It’s a triumph of public health that the number isn’t even higher. The United States gradually banned leaded gasoline between 1975 and 1996, and researchers believe that the result is that young people gained 4 to 6 IQ points compared to those poor souls like me who grew up in the age of leaded gas.

The worst affected were those born between 1966 and 1970, and one study found that overall, leaded gas cost Americans a total of 824 million IQ points.

Since the 1980s, the share of American children with elevated lead levels has plunged.

Lead doesn’t just dull brains. It’s also associated with violent and uncontrolled behavior. One theory is that a factor in the decline in crime since the 1990s was lower lead exposures.

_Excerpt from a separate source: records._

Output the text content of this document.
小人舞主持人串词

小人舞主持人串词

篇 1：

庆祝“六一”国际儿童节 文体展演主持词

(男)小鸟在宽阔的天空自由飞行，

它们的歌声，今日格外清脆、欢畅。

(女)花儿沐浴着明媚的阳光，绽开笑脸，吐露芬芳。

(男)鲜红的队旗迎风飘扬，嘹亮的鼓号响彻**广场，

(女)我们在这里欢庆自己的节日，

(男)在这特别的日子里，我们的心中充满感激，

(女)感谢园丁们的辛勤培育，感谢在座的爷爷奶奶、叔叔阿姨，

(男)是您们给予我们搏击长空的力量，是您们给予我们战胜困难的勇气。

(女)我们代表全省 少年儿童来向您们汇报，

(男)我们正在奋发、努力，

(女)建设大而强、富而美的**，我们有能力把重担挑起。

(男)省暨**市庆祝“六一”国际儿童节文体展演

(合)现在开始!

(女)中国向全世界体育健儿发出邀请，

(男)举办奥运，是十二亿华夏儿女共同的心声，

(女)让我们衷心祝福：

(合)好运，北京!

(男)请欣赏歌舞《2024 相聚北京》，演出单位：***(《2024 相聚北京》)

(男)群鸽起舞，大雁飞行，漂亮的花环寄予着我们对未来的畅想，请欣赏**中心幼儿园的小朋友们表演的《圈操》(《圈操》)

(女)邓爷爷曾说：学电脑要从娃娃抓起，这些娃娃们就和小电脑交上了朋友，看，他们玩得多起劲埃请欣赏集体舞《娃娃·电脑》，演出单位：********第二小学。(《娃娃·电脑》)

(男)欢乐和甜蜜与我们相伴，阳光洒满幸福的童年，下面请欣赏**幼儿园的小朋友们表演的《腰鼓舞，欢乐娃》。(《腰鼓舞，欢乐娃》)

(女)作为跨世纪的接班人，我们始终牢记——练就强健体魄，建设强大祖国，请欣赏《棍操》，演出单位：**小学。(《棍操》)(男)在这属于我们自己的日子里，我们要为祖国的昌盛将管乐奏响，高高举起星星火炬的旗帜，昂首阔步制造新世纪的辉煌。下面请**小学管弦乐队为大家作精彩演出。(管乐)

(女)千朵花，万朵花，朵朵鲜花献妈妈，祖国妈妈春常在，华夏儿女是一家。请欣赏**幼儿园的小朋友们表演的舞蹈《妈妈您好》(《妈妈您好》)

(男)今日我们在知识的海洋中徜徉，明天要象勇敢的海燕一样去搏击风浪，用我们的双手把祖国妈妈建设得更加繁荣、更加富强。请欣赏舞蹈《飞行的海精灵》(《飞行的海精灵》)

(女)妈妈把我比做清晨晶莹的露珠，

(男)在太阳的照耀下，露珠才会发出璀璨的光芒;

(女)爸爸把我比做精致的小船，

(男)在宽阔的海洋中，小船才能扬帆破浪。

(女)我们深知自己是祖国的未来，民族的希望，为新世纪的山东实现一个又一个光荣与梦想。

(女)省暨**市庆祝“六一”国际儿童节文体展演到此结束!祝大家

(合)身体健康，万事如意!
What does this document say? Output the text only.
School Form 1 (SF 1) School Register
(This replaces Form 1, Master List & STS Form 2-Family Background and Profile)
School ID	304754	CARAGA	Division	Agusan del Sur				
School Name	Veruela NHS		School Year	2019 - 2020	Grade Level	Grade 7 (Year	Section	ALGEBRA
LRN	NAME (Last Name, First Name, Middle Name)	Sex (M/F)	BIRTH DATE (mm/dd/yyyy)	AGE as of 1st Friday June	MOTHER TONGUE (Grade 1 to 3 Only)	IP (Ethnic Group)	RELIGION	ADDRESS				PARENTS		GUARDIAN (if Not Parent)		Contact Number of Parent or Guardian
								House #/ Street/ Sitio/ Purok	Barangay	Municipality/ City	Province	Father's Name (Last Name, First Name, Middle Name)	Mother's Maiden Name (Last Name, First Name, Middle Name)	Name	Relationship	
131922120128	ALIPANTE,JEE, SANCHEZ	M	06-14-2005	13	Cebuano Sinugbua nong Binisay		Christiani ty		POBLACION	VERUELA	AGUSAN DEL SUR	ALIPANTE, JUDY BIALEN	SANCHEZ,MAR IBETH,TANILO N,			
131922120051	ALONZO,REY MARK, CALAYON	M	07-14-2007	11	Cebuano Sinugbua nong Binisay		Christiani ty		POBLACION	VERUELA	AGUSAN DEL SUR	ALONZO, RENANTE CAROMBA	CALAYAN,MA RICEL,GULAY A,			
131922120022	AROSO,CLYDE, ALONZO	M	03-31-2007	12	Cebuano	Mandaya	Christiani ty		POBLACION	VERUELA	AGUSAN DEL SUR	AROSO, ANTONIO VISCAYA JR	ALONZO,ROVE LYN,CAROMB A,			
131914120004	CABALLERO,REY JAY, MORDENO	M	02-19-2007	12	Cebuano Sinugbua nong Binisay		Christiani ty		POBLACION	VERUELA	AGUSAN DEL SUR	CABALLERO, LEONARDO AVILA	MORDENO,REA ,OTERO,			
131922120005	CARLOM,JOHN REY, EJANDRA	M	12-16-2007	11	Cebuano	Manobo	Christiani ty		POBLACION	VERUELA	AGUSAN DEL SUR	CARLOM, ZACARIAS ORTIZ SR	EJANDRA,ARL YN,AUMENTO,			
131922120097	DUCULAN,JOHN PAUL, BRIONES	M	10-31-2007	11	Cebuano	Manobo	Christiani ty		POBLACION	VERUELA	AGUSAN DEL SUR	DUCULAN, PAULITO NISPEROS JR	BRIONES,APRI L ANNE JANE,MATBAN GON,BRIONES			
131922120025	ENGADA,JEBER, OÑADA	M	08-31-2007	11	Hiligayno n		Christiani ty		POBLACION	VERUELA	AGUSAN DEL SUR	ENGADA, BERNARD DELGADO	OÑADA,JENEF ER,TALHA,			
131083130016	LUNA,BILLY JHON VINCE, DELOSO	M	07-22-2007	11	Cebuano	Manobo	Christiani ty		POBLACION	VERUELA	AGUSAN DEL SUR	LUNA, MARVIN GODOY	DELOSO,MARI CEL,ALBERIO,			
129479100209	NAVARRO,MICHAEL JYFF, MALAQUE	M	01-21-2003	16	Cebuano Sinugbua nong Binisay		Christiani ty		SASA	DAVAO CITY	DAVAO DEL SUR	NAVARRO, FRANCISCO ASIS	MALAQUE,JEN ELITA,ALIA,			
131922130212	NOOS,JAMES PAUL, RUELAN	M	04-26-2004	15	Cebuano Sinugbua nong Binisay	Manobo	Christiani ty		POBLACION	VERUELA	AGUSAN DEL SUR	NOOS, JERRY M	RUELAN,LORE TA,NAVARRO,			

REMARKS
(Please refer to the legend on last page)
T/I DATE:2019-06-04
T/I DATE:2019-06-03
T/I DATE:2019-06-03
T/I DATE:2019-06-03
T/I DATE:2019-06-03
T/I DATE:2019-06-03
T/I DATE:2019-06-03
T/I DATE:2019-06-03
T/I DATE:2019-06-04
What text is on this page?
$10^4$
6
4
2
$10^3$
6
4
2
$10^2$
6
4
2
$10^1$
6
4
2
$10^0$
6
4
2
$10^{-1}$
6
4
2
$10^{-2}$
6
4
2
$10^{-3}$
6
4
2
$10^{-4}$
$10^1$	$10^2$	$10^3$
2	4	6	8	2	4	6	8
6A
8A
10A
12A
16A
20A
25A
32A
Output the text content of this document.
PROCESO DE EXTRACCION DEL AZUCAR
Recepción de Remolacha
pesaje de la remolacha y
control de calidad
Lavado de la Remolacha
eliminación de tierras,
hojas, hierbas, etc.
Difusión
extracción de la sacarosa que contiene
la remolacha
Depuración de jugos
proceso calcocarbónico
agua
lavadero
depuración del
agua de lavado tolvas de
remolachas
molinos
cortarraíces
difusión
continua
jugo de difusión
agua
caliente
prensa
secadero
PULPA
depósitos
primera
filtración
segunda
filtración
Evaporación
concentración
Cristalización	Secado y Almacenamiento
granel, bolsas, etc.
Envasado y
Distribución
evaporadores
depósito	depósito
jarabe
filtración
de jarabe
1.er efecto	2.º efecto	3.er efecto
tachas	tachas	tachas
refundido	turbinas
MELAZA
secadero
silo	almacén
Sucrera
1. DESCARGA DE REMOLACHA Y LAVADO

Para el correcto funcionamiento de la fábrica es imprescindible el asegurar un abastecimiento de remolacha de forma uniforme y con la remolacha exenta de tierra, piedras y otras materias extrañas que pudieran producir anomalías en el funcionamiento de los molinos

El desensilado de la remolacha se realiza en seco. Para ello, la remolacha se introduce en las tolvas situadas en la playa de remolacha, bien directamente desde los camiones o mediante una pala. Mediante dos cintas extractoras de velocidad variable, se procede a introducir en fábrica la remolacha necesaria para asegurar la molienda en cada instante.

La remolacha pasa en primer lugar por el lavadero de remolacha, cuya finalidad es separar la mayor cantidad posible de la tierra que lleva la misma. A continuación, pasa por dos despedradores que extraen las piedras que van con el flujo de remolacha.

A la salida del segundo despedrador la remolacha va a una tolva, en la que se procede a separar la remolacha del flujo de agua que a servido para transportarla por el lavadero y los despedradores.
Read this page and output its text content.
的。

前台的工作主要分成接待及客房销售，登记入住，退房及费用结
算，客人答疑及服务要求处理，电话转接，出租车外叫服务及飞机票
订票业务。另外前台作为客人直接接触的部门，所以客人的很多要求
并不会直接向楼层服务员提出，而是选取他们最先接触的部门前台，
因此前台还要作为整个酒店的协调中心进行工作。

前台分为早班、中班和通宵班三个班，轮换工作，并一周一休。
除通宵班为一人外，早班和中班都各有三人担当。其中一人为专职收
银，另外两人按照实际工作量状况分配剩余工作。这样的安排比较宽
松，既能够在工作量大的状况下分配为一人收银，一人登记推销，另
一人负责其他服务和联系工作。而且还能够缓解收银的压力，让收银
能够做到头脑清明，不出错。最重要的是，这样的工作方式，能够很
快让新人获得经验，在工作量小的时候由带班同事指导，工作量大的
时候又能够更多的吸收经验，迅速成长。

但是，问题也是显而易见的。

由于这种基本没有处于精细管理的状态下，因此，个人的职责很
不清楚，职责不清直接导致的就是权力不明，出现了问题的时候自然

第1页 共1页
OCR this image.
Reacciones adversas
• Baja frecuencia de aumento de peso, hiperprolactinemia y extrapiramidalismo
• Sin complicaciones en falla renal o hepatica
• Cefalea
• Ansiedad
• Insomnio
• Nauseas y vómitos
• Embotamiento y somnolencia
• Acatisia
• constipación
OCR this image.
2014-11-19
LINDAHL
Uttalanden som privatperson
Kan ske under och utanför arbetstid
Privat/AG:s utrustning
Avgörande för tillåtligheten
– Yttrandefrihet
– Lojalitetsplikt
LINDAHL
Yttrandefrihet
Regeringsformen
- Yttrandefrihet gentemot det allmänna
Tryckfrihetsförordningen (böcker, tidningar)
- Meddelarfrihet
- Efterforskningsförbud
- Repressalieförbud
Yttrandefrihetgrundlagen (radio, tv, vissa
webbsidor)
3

Most lead poisoning in the United States comes from old paint, but tainted water from lead pipes is also a problem. So bravo to President Joe Biden for establishing new regulations this month to replace lead pipes in the United States within a decade.

“Families like yours exposed to lead poisoning in our water, they deserve a hell of a lot better than they’ve been getting,” Biden told a Wisconsin parent as he unveiled the new policy.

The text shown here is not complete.